South African scientists are taking a bold step to combat one of the country’s most pressing environmental challenges: a cutting-edge pollution warning app developed at the University of Witwatersrand is set to transform how residents stay informed about air quality spikes. With Johannesburg grappling with alarming increases in coal emissions in recent weeks—leaving thousands struggling to breathe and reporting serious health complications—this technological innovation couldn’t arrive at a more critical moment.
The problem facing South Africa’s economic heartland is far from new. Johannesburg’s proximity to the country’s extensive coal mining operations has meant that residents regularly contend with the distinctive rotten-egg stench of sulphur emissions wafting through the city. The smell has become so common that many have learned to tolerate it, yet the health consequences are anything but trivial. Recent weeks have seen conditions deteriorate markedly, prompting urgent calls for action from government officials and health advocates alike.
Environment Minister Willie Aucamp has attributed the intensifying stink to hydrogen sulphide emissions originating from mining and industrial facilities as far as 400 kilometres to the east of Johannesburg. In comments to our colleagues, Aucamp acknowledged that investigators are still working to identify which specific mining operations are responsible for breaching their emissions limits. “We don’t know which specific mines yet. Investigations are still ongoing,” he explained, revealing the somewhat alarming gap in regulatory oversight.
Enter the new app—a response that speaks to both urgency and innovation. Developed by researcher Bruce Mellado, the application harnesses data from hundreds of air-monitoring systems spread across the country. Once it launches later this year, the system will send real-time notifications to users when pollution levels spike, simultaneously providing practical advice on protective measures such as wearing masks during periods of high pollution.
However, there’s an important caveat worth noting. While masks can offer some protection against smog and particulate soot, they’re considerably less effective against gaseous emissions like sulphur compounds—the very pollutants currently plaguing Johannesburg residents. This limitation underscores a deeper truth: technology can alert us to danger, but it can’t eliminate the source.
Tackling pollution spikes across South Africa
The app’s data has revealed an increasingly frequent pattern of pollution spikes, according to Mellado, who leads the South African Consortium of Air Quality Monitoring (SACAQM). This growing trend is particularly troubling given South Africa’s economic dependence on coal. The fuel sector remains integral to the country’s energy infrastructure, providing more than three-quarters of South Africa’s electricity generation and accounting for roughly a quarter of liquid fuel production through Sasol’s coal-to-liquid conversion process. That economic reality has shaped policy decisions, sometimes at the expense of air quality.
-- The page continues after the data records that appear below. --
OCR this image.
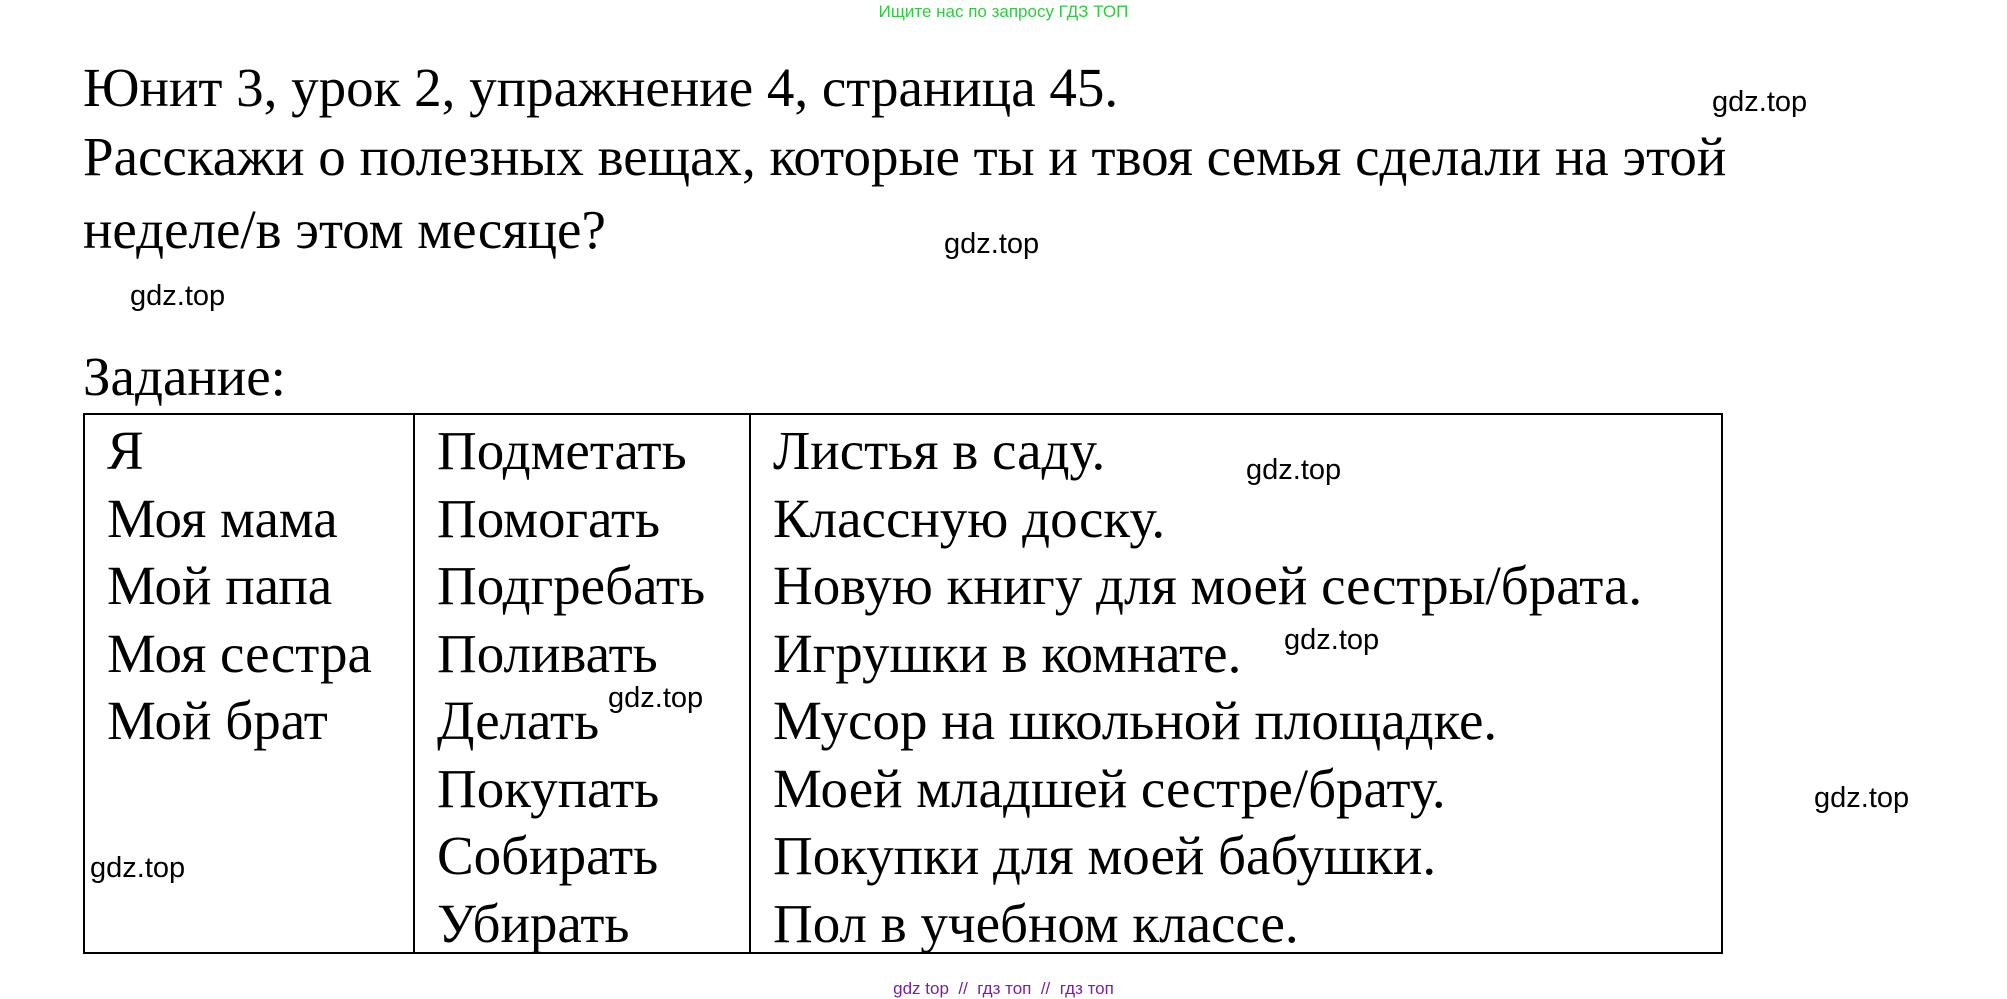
Ищите нас по запросу ГДЗ ТОП
Юнит 3, урок 2, упражнение 4, страница 45.
Расскажи о полезных вещах, которые ты и твоя семья сделали на этой
неделе/в этом месяце?
Задание:
gdz.top
gdz.top
gdz.top
Я
Моя мама
Мой папа
Моя сестра
Мой брат
Подметать
Помогать
Подгребать
Поливать
Делать
Покупать
Собирать
Убирать
Листья в саду.
Классную доску.
Новую книгу для моей сестры/брата.
Игрушки в комнате.
Мусор на школьной площадке.
Моей младшей сестре/брату.
Покупки для моей бабушки.
Пол в учебном классе.
gdz.top
gdz.top
gdz.top
gdz.top
gdz.top
gdz top  //  гдз топ  //  гдз топ
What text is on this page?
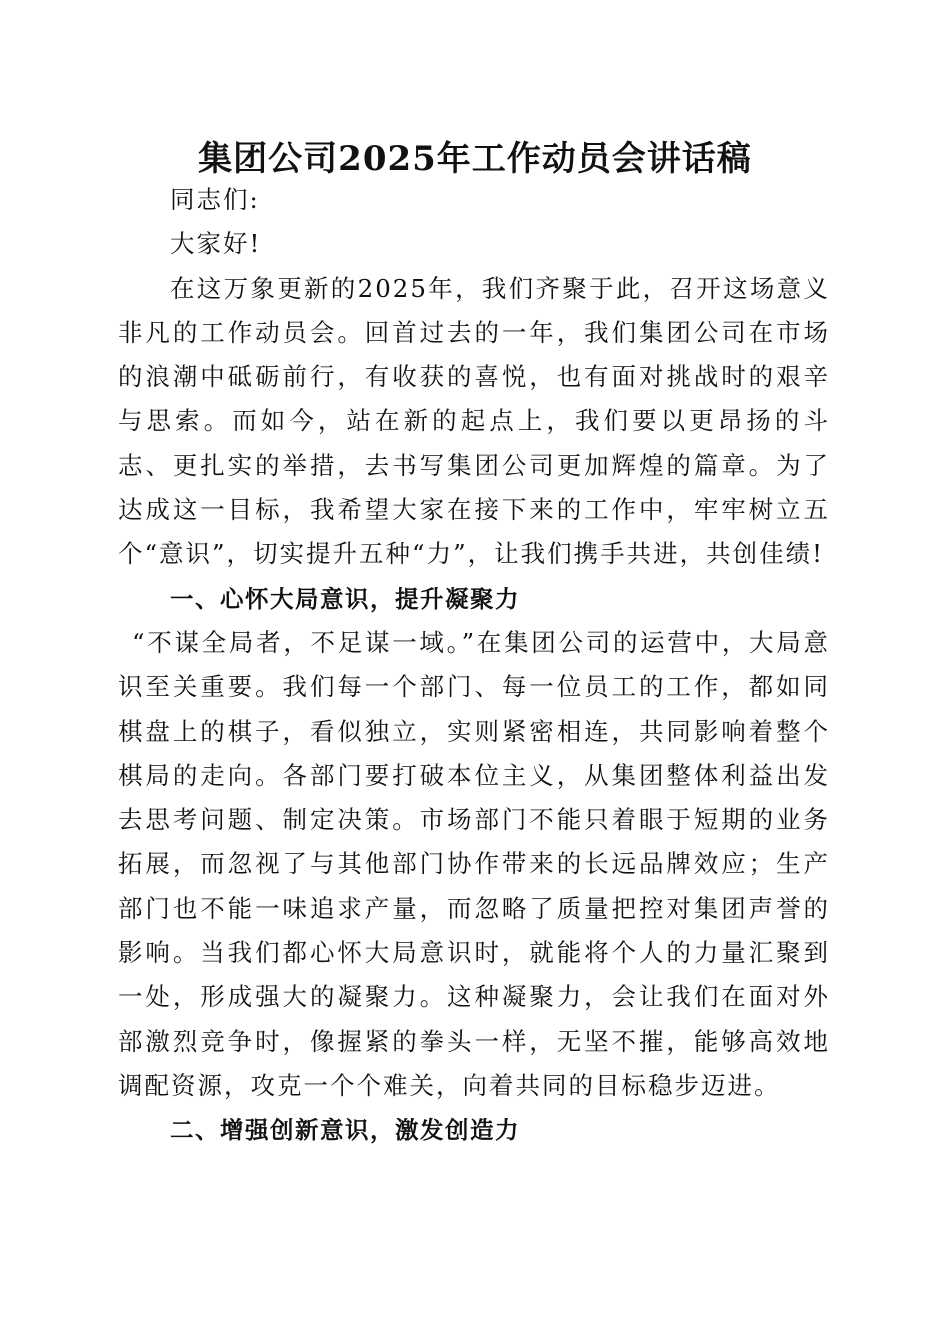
集团公司2025年工作动员会讲话稿

同志们:

大家好!

在这万象更新的2025年，我们齐聚于此，召开这场意义非凡的工作动员会。回首过去的一年，我们集团公司在市场的浪潮中砥砺前行，有收获的喜悦，也有面对挑战时的艰辛与思索。而如今，站在新的起点上，我们要以更昂扬的斗志、更扎实的举措，去书写集团公司更加辉煌的篇章。为了达成这一目标，我希望大家在接下来的工作中，牢牢树立五个“意识”，切实提升五种“力”，让我们携手共进，共创佳绩!

一、心怀大局意识，提升凝聚力

“不谋全局者，不足谋一域。”在集团公司的运营中，大局意识至关重要。我们每一个部门、每一位员工的工作，都如同棋盘上的棋子，看似独立，实则紧密相连，共同影响着整个棋局的走向。各部门要打破本位主义，从集团整体利益出发去思考问题、制定决策。市场部门不能只着眼于短期的业务拓展，而忽视了与其他部门协作带来的长远品牌效应；生产部门也不能一味追求产量，而忽略了质量把控对集团声誉的影响。当我们都心怀大局意识时，就能将个人的力量汇聚到一处，形成强大的凝聚力。这种凝聚力，会让我们在面对外部激烈竞争时，像握紧的拳头一样，无坚不摧，能够高效地调配资源，攻克一个个难关，向着共同的目标稳步迈进。

二、增强创新意识，激发创造力
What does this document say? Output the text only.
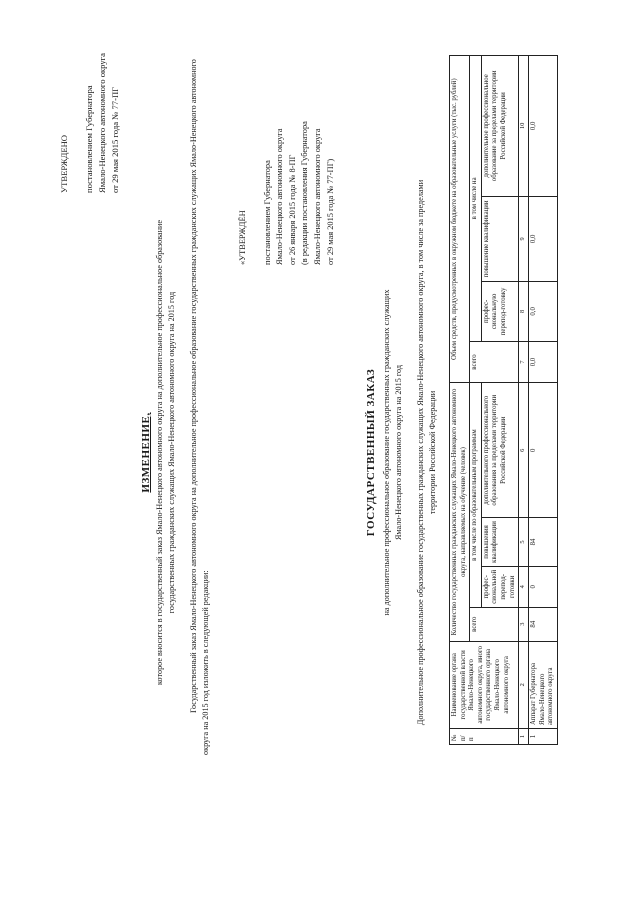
УТВЕРЖДЕНО постановлением Губернатора Ямало-Ненецкого автономного округа от 29 мая 2015 года № 77-ПГ
ИЗМЕНЕНИЕ, которое вносится в государственный заказ Ямало-Ненецкого автономного округа на дополнительное профессиональное образование государственных гражданских служащих Ямало-Ненецкого автономного округа на 2015 год Государственный заказ Ямало-Ненецкого автономного округа на дополнительное профессиональное образование государственных гражданских служащих Ямало-Ненецкого автономного округа на 2015 год изложить в следующей редакции:
«УТВЕРЖДЁН	постановлением Губернатора Ямало-Ненецкого автономного округа от 26 января 2015 года № 8-ПГ (в редакции постановления Губернатора Ямало-Ненецкого автономного округа от 29 мая 2015 года № 77-ПГ)
ГОСУДАРСТВЕННЫЙ ЗАКАЗ на дополнительное профессиональное образование государственных гражданских служащих Ямало-Ненецкого автономного округа на 2015 год Дополнительное профессиональное образование государственных гражданских служащих Ямало-Ненецкого автономного округа, в том числе за пределами территории Российской Федерации
№ п/п	Наименование органа государственной власти Ямало-Ненецкого автономного округа, иного государственного органа Ямало-Ненецкого автономного округа	Количество государственных гражданских служащих Ямало-Ненецкого автономного округа, направляемых на обучение (человек)				Объем средств, предусмотренных в окружном бюджете на образовательные услуги (тыс. рублей)			
		всего	в том числе по образовательным программам			всего	в том числе на		
			профес-сиональной перепод-готовки	повышения квалификации	дополнительного профессионального образования за пределами территории Российской Федерации		профес-сиональную перепод-готовку	повышение квалификации	дополнительное профессиональное образование за пределами территории Российской Федерации
1	2	3	4	5	6	7	8	9	10
1	Аппарат Губернатора Ямало-Ненецкого автономного округа	84	0	84	0	0,0	0,0	0,0	0,0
The nation’s two largest polluters—Sasol and state-owned utility Eskom—both secured extensions to their emissions exemptions in 2025, a decision that frustrated environmental advocates. Notably, their major facilities are located east of Johannesburg, placing them in direct proximity to the areas experiencing the worst air quality deterioration. When approached for comment, Sasol spokesman Alex Anderson stated that no operational incidents or abnormal conditions had been identified that would suggest uncontrolled or atypical sulphur releases from their operations. Eskom, however, declined to respond to our enquiries.
The tension between environmental protection and economic survival has become the uncomfortable backdrop to South Africa’s air quality crisis. Government authorities frequently invoke the need to balance environmental concerns against economic imperatives when justifying relatively lenient enforcement of air quality standards. Yet environmental activists and public health experts argue this calculus fundamentally underestimates the true economic cost of pollution-related illness and healthcare expenses.
Rico Euripidou, a campaign coordinator at environmental organisation GroundWork, has been vocal about this oversight. He’s calling for expanded community-based monitoring initiatives that can help quantify the genuine economic burden air pollution places on the country. As he puts it, “We need more community monitoring to understand how much air pollution actually costs us.” It’s a compelling argument—one that suggests our current policy frameworks may be pricing environmental damage far too cheaply.
The Wits app represents a meaningful step forward in transparency and public awareness, but it’s ultimately a warning system rather than a solution. Real change will require governments, industry, and society to reckon with coal’s true cost to our collective health and economic future.